Just a thought ... if they did cash out the annuity and the death benefit was forfeited then the value of the account could not possibly include the death benefit any longer ... their figure on the 1099-R should only reflect the actual FVM of the contract. And to avoid this artificially high value from inflating the 2020 RMD then this will need to be done this month.
i went thru this with a smallish IRA held by National Western Life. I enlisted the help of our State's Office of Insurance Regulation. NWL has been using accumulation value as FMV. I got ot changed to cash value (works if no riders or other sopecial provisions).
i went thru this with a smallish IRA held by National Western Life. I enlisted the help of our State's Office of Insurance Regulation. NWL has been using accumulation value as FMV. I got it changed to cash value (works if no riders or other special provisions).

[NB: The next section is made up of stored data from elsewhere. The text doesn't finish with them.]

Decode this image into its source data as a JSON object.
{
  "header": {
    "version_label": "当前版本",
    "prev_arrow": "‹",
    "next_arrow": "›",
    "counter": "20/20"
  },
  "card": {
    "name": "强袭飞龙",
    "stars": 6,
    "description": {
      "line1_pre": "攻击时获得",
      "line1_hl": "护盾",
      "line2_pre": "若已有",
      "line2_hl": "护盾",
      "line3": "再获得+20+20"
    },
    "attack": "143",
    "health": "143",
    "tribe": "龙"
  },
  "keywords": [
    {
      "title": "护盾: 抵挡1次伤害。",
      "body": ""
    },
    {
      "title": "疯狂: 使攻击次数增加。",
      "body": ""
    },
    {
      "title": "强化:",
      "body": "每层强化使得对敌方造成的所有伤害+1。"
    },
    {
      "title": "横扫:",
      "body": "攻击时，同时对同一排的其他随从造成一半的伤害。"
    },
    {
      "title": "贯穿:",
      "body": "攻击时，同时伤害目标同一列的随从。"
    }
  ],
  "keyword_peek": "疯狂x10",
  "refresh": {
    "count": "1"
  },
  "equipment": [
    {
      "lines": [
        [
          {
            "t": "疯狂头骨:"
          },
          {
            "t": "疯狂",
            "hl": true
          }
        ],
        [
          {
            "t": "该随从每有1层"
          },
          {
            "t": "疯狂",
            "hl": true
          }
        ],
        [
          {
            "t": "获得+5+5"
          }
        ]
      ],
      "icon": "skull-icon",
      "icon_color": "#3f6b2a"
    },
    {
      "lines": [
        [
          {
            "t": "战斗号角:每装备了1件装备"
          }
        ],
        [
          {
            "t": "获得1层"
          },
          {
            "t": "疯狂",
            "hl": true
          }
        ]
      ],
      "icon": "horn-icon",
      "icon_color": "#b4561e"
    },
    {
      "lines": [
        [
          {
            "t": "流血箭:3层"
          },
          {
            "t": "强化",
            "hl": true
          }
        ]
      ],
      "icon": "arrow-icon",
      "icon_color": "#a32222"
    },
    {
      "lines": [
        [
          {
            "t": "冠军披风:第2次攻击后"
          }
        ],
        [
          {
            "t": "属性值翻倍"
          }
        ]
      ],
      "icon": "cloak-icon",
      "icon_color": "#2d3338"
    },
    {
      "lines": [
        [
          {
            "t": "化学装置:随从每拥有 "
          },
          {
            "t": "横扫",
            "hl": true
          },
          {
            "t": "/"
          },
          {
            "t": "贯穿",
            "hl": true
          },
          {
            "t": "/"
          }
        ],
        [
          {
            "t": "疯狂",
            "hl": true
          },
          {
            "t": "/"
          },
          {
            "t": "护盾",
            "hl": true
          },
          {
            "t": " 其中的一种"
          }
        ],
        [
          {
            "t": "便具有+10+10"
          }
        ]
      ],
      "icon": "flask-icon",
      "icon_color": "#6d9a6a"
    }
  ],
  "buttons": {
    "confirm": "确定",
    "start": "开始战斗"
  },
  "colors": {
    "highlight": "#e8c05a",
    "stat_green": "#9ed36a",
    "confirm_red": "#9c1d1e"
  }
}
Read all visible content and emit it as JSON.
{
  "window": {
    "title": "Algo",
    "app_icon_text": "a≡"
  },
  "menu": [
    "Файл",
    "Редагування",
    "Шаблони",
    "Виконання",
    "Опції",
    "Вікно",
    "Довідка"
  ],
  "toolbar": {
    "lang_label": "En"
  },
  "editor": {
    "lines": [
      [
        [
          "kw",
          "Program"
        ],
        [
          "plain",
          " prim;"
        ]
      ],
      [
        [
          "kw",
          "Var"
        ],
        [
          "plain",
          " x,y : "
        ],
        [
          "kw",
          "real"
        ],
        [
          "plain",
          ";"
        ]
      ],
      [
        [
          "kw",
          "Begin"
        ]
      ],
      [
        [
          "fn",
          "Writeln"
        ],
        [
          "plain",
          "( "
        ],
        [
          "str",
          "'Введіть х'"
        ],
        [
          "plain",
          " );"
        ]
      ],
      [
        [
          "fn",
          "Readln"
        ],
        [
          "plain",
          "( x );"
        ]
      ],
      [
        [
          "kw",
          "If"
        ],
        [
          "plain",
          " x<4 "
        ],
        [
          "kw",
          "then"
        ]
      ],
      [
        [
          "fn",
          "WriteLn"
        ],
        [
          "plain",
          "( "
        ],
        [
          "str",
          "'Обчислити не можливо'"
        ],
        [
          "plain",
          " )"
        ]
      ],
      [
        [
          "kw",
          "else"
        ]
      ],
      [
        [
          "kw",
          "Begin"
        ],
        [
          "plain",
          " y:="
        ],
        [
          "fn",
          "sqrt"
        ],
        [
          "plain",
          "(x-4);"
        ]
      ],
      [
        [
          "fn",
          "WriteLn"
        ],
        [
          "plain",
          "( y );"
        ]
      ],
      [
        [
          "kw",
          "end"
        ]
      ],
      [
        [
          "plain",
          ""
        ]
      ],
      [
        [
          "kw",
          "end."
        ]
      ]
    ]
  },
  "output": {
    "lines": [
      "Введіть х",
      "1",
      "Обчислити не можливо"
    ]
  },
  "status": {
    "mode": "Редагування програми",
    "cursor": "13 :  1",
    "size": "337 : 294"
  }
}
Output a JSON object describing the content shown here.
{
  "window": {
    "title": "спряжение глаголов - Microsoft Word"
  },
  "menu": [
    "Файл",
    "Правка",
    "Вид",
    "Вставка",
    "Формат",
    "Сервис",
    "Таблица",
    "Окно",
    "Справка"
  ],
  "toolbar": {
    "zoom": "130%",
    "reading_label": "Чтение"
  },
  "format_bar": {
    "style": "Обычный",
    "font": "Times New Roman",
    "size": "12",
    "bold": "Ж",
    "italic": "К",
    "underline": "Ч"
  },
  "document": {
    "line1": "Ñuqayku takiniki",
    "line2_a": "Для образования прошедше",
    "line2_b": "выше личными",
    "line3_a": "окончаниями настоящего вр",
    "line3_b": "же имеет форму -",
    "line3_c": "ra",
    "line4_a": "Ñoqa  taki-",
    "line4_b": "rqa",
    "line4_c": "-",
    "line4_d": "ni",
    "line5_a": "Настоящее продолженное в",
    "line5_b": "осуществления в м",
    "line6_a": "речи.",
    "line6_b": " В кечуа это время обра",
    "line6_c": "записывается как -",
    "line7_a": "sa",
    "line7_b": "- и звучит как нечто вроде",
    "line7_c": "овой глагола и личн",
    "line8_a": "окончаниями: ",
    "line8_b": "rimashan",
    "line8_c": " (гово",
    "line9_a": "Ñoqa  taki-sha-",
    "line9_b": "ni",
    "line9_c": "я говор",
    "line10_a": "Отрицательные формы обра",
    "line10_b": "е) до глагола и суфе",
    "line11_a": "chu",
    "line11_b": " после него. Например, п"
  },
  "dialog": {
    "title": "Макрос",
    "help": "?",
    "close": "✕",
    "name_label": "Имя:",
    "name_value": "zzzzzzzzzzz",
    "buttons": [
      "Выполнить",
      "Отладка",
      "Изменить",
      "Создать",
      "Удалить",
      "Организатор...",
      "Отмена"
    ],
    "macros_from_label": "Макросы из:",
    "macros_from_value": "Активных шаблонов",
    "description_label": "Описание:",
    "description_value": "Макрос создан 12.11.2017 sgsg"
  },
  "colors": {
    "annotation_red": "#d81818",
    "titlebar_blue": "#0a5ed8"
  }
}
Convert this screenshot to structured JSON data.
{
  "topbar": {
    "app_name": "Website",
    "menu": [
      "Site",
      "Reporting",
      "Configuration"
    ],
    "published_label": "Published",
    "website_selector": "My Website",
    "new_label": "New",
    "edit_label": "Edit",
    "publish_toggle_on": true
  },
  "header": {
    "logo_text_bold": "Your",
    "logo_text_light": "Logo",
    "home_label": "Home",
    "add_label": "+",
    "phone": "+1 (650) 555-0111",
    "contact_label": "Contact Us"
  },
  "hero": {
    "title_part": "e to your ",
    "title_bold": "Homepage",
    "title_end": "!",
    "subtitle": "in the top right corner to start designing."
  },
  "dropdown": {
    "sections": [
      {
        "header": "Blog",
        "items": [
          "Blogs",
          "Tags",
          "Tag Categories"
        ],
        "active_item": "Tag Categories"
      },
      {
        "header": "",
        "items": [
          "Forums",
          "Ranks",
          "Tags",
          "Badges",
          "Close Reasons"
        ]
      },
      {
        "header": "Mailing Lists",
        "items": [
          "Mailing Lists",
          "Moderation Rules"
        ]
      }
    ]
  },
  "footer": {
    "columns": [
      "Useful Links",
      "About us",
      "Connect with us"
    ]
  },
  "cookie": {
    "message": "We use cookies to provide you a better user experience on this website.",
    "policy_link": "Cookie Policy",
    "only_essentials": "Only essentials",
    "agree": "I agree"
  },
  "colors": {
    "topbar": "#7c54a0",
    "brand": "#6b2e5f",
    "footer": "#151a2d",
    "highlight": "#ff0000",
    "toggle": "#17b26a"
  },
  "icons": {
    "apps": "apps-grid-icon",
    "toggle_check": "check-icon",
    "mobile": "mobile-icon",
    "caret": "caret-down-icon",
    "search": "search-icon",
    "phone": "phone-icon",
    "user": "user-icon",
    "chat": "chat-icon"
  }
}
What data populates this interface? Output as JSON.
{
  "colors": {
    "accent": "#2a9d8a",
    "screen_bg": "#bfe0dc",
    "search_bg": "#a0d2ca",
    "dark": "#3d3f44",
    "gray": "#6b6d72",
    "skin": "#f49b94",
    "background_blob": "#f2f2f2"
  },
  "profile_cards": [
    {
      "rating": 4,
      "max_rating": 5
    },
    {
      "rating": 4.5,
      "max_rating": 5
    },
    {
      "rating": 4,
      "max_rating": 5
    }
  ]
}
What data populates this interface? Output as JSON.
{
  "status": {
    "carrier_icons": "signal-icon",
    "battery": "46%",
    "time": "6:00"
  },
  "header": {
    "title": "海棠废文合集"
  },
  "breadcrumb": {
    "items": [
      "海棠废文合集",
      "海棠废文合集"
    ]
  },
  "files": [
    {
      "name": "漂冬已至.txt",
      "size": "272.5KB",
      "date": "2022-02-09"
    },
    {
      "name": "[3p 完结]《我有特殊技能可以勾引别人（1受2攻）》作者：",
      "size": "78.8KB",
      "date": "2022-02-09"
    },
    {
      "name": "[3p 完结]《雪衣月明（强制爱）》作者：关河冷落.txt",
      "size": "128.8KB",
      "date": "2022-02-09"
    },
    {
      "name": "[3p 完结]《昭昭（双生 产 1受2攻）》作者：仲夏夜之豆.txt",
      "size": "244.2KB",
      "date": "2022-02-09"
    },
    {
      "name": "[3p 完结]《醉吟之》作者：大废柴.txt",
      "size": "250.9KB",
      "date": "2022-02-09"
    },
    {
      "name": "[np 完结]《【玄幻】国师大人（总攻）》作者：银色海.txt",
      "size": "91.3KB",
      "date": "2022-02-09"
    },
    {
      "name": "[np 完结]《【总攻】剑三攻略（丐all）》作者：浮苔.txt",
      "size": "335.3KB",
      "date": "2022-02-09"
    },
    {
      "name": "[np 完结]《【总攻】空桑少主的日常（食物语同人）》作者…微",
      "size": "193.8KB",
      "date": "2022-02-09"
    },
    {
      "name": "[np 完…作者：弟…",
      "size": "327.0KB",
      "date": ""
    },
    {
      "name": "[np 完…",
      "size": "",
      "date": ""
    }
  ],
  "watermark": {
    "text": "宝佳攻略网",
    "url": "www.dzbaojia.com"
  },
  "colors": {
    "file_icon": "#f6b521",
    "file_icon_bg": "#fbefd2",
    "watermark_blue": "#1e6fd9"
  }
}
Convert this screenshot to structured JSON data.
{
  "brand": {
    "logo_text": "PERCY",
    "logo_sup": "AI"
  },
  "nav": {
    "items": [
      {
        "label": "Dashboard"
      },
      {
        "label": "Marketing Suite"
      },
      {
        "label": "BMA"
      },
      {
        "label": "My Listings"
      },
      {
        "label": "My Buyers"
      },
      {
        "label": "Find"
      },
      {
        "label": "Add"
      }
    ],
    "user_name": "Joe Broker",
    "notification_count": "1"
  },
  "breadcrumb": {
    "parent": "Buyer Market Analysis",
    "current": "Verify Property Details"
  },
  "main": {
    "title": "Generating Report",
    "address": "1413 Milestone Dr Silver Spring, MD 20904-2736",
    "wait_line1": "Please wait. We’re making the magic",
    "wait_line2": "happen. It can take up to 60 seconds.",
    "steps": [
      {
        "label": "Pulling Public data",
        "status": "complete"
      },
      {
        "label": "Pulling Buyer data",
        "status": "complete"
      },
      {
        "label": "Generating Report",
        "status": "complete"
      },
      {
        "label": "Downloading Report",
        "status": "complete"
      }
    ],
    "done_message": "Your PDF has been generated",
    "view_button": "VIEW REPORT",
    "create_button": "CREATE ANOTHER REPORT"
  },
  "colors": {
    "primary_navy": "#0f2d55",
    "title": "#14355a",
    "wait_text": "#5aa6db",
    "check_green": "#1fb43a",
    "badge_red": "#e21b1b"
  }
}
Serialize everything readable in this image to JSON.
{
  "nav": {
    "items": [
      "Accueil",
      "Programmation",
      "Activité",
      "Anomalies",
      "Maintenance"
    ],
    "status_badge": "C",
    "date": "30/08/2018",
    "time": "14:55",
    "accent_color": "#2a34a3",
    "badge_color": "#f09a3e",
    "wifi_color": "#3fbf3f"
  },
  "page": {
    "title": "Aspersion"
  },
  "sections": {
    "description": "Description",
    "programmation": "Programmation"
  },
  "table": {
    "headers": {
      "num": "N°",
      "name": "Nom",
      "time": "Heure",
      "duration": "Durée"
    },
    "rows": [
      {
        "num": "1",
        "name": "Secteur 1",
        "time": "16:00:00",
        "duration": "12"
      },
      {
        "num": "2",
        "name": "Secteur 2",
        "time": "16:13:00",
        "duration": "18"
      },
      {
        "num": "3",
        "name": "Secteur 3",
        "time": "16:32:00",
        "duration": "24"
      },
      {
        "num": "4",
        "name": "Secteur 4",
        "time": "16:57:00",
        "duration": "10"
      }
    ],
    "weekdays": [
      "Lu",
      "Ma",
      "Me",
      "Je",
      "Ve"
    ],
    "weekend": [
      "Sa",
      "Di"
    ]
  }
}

Because a surrender change could be avoided by taking the RMD for an IRA annuity from another of the individual's IRAs (assuming that the individual has such an IRA), it seems inappropriate that FMV of the annuity for RMD purposes would be reduced by the amount of a potential surrender charge. With sufficient funds in the other IRA, all IRA RMDs could be satisfied from that other IRA until the surrender charge for the IRA annuity ages out. I would also expect that the IRA annuity contract would waive surrender charges for RMDs.
RMDs are a federal requirement, so it seems odd that a state authority would have any say in this.